The heart of these systems is a proprietary digital signal conditioner (DSC) designed specifically to monitor the initial engagement between the connector and the circuit board. The DSC has a linearization algorithm built into its calibration routine that gives the press the ability to measure force accurately at the low end of its measuring range. This lets it monitor the initial engagement point precisely and the closed-loop positioning control of the system allows it to stop the press cycle before it damages the part if a problem is detected.
Once past this critical stage with no problems detected, the system continues the operation until the connector is fully installed. Force and position data for each assembly is analyzed and stored for quality assurance purposes.
Because the system is fully programmable, the hardware can be used to assemble a wide range of connectors to a wide range of boards simply by changing locator and gripper details. One smart piece of equipment in one cell doing a multitude of operations is the essence of lean manufacturing.

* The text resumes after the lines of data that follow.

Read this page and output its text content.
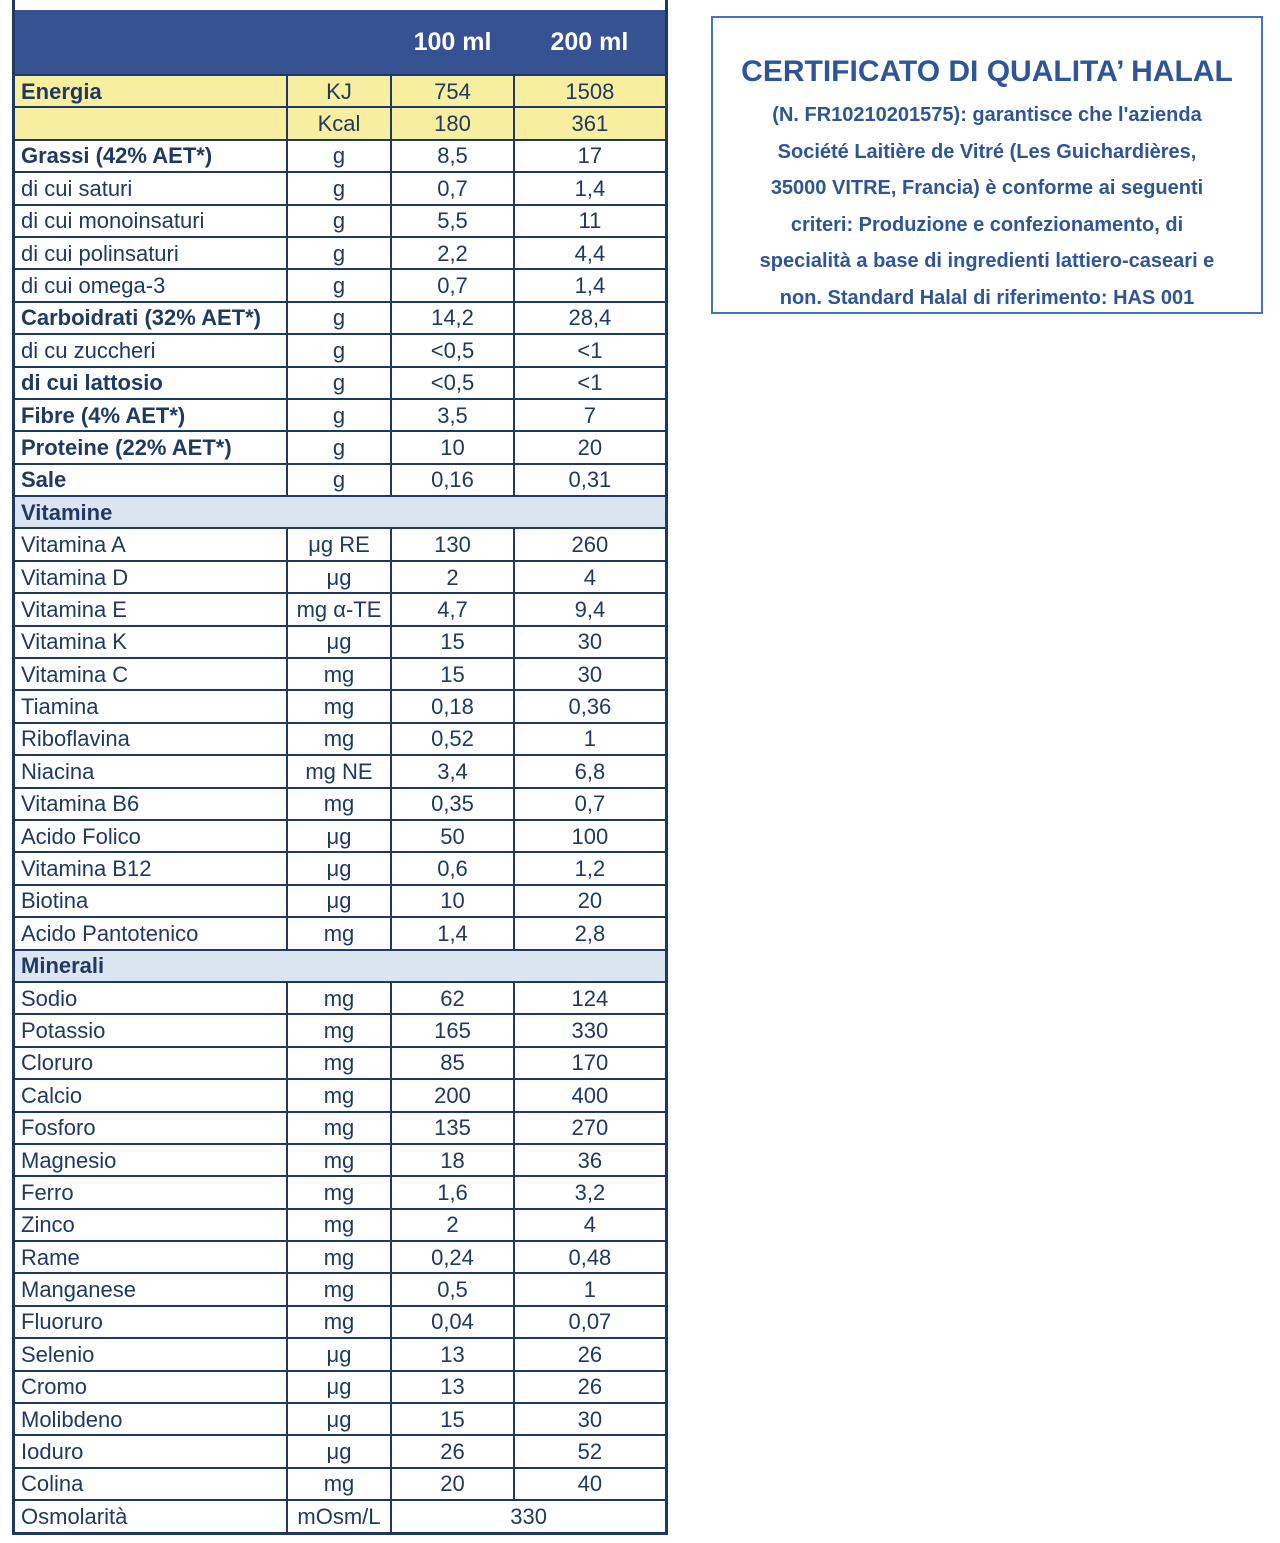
		100 ml	200 ml
Energia	KJ	754	1508
	Kcal	180	361
Grassi (42% AET*)	g	8,5	17
di cui saturi	g	0,7	1,4
di cui monoinsaturi	g	5,5	11
di cui polinsaturi	g	2,2	4,4
di cui omega-3	g	0,7	1,4
Carboidrati (32% AET*)	g	14,2	28,4
di cu zuccheri	g	<0,5	<1
di cui lattosio	g	<0,5	<1
Fibre (4% AET*)	g	3,5	7
Proteine (22% AET*)	g	10	20
Sale	g	0,16	0,31
Vitamine			
Vitamina A	μg RE	130	260
Vitamina D	μg	2	4
Vitamina E	mg α-TE	4,7	9,4
Vitamina K	μg	15	30
Vitamina C	mg	15	30
Tiamina	mg	0,18	0,36
Riboflavina	mg	0,52	1
Niacina	mg NE	3,4	6,8
Vitamina B6	mg	0,35	0,7
Acido Folico	μg	50	100
Vitamina B12	μg	0,6	1,2
Biotina	μg	10	20
Acido Pantotenico	mg	1,4	2,8
Minerali			
Sodio	mg	62	124
Potassio	mg	165	330
Cloruro	mg	85	170
Calcio	mg	200	400
Fosforo	mg	135	270
Magnesio	mg	18	36
Ferro	mg	1,6	3,2
Zinco	mg	2	4
Rame	mg	0,24	0,48
Manganese	mg	0,5	1
Fluoruro	mg	0,04	0,07
Selenio	μg	13	26
Cromo	μg	13	26
Molibdeno	μg	15	30
Ioduro	μg	26	52
Colina	mg	20	40
Osmolarità	mOsm/L	330	
CERTIFICATO DI QUALITA’ HALAL
(N. FR10210201575): garantisce che l'azienda
Société Laitière de Vitré (Les Guichardières,
35000 VITRE, Francia) è conforme ai seguenti
criteri: Produzione e confezionamento, di
specialità a base di ingredienti lattiero-caseari e
non. Standard Halal di riferimento: HAS 001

Manually soldering thousands of circuit boards a day means that hundreds or more of industrial soldering stations are consuming electricity all day, every day in the plant. Much of that energy is wasted keeping the soldering iron hot while the operator is handling boards and positioning connectors. The electro-mechanical press, though, draws electricity only in the pressing operation. It uses no power when it’s idle.
Moreover, SMT reflow soldering systems can be precisely calibrated to handle the high temperatures at which today’s lead-free solders have to be applied without damaging sensitive electronic components. That’s not as true of the manual irons used in the traditional process.